The Top 10 Legal Filings Viewed in Justia Dockets in February 2012

  1. A trade secrets lawsuit alleging that a Silicon Valley solar power company’s employees took confidential information from their employer’s computers, and purportedly took it to use when going to work for a competitor.
  2. A stipulation and order in the Pokerstar’s online gambling case, followed by another ruling.
  3. Revelations in the Silicon Valley antitrust litigation alleging that certain companies conspired to prevent one another’s employees from interviewing, and being hired at their respective businesses.
  4. A lawsuit by the DISH Network alleging that certain websites illegally let people “[steal] unlimited amounts of DISH satellite television programming.”
  5. A federal court opinion regarding the Jackson Hewitt tax service’s lawsuit against competing defendants.
  6. A judge ruled that RadioShack cannot dismiss a lawsuit brought by a man who charges that his employer fired him after the retailer turned over pictures found on the man’s personal cell phone left for recycling or disposal by the retailer.
  7. A claim construction order in a network patent infringement lawsuit.
  8. A protective order was issued in a patent infringement lawsuit involving competing blood sugar test strips for diabetics.
  9. The incomprehensible musings of a pro se litigant suing Facebook and a slew of other defendants.
  10. A judge’s memorandum opinion dismissing another pro se litigant’s lawsuit because it “cannot discern which claims are made against which defendants and on what basis.”

The Top 10 Most-Viewed Justia Tech Law Blog Pages in February 2012

  1. Santorum, Romney & Gingrich Sued for Patent Infringement Over Candidates’ Facebook Pages
  2. SunPower Sues SolarCity and ex-Employees Over Trade Secrets, Alleging Theft of “Tens-of-Thousands” of Files
  3. Judge Orders Google to Produce Facebook Litigant Paul Ceglia’s Gmail
  4. Will Heater Manufacturer Be SLAPPed Over YouTube Safety Video Lawsuit?
  5. AP Lawsuit Accuses Meltwater of Copyright Infringement, “Hot News” Misappropriation
  6. Google, Polycom, & Marvell: Indicted Silicon Valley Hedge Fund Manager’s Insider Trading Charges List
  7. Montblanc Sues Google Over AdWords Campaigns for Alleged Counterfeit Pen Sales
  8. Class-Action Alleges Unsolicited PayPal Texts Violate Consumer Protection Law
  9. DOJ & EU Approve Google’s Acquisition of Motorola Mobility, But Apple and Others are Also Winners
  10. FCC: Anti-Abortion Activist Can’t Run Super Bowl Sunday TV Ads

Our Top 10 February 2012 Facebook Posts:

  1. The U.S. Supreme Court opinion on GPS tracking devices and search warrants.
  2. When a federal judge ordered Google to produce Facebook litigant Paul Ceglia’s previously unknown Gmails, folks were interested.
  3. Federal laws on protecting people using service animals prompted strong and diverse opinions from our Facebook friends.
  4. It’s not every day that a party’s leading presidential candidates get sued for alleged patent infringement, particularly over their Facebook pages.
  5. What kind of damages can you seek in a veterinary malpractice lawsuit?
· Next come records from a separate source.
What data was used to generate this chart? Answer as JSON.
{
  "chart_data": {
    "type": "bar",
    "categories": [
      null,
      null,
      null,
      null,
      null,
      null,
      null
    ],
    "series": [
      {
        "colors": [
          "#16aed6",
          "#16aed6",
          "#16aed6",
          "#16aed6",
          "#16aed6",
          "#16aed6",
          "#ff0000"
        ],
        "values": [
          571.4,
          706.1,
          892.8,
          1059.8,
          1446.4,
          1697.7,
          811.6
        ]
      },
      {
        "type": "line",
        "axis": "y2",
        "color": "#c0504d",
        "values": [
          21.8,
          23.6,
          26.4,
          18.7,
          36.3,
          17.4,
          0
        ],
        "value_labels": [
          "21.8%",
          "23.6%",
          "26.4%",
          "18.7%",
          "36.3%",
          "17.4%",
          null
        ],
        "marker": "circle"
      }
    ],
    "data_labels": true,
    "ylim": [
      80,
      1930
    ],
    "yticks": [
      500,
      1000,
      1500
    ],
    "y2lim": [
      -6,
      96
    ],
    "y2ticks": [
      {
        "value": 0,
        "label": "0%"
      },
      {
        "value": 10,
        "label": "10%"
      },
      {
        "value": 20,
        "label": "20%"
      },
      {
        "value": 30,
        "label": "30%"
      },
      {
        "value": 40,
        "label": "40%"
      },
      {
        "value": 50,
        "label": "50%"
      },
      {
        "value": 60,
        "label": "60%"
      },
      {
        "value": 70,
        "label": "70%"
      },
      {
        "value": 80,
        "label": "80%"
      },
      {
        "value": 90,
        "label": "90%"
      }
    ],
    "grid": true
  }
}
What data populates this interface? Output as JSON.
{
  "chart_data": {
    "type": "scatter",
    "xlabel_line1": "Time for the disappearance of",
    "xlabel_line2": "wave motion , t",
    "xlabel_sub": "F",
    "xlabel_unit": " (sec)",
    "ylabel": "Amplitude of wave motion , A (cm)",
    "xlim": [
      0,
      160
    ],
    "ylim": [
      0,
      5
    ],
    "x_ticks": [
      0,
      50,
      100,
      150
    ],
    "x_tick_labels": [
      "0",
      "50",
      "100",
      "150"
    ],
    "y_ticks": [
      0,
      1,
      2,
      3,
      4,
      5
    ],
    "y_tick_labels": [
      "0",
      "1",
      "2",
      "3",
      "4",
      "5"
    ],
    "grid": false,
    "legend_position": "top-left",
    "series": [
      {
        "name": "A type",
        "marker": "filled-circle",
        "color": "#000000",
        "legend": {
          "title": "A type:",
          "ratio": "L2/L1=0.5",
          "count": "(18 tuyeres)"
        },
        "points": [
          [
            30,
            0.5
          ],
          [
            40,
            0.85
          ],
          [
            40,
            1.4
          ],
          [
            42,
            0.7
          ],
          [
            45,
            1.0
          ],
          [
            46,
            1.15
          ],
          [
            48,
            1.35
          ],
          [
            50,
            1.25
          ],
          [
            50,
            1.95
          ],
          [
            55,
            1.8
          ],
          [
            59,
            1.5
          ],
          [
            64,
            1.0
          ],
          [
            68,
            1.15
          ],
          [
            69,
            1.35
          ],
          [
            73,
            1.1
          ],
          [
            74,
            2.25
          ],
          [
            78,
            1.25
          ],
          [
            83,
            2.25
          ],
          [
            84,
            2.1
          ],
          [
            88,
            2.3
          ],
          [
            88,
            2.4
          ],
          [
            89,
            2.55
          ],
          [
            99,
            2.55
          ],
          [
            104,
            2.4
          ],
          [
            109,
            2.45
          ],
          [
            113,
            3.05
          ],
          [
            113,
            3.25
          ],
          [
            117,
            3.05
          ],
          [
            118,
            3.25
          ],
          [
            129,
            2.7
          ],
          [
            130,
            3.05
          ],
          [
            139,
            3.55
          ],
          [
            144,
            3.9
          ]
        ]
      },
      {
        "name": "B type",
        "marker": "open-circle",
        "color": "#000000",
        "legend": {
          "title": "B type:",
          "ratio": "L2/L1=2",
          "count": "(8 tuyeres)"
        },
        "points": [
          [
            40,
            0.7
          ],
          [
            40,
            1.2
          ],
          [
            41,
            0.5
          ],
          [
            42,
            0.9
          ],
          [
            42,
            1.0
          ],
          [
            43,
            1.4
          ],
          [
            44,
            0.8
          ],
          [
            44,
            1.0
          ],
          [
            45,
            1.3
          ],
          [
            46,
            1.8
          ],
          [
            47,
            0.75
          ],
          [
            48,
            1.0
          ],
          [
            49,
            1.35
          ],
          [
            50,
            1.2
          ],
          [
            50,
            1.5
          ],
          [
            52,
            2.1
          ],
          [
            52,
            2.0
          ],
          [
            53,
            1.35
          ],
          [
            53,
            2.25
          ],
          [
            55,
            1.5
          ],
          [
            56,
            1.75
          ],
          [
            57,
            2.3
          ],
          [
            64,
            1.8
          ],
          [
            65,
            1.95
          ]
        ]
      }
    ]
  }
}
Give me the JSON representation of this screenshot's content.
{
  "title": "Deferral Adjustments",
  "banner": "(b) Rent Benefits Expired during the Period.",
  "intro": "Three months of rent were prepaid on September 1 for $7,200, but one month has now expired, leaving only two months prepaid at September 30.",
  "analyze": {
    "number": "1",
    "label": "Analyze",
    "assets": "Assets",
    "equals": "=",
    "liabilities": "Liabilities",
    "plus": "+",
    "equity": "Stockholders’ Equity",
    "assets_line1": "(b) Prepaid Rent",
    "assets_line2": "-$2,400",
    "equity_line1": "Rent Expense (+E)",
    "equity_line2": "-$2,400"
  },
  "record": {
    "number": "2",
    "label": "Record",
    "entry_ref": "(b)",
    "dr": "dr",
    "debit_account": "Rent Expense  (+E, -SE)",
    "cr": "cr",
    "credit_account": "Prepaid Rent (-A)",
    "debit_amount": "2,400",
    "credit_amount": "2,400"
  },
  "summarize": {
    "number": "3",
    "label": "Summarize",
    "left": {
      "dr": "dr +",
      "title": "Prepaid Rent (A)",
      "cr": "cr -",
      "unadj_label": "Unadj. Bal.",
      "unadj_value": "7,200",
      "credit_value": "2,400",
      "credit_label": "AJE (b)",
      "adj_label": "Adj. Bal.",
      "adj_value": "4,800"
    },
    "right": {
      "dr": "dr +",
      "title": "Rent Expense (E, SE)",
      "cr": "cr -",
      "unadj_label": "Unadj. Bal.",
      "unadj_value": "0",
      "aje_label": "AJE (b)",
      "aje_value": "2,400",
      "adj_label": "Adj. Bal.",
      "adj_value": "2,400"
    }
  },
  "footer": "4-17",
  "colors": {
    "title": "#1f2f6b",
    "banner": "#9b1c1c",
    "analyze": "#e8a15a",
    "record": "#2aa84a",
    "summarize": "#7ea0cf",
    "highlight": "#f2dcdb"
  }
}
In North Carolina, only the small kind.
  6. Just how do you define the standard for state marijuana DUI offenses?
  7. The TimeZone database lawsuit was dropped. We’re safe to travel time again.
  8. A federal judge sends racially charged email from his office computer. Outrage ensues.
  9. Justia Verdict columnist Joanne Mariner’s piece on military detentions under the new National Defense Authorization Act (NDAA) spurred intense debate.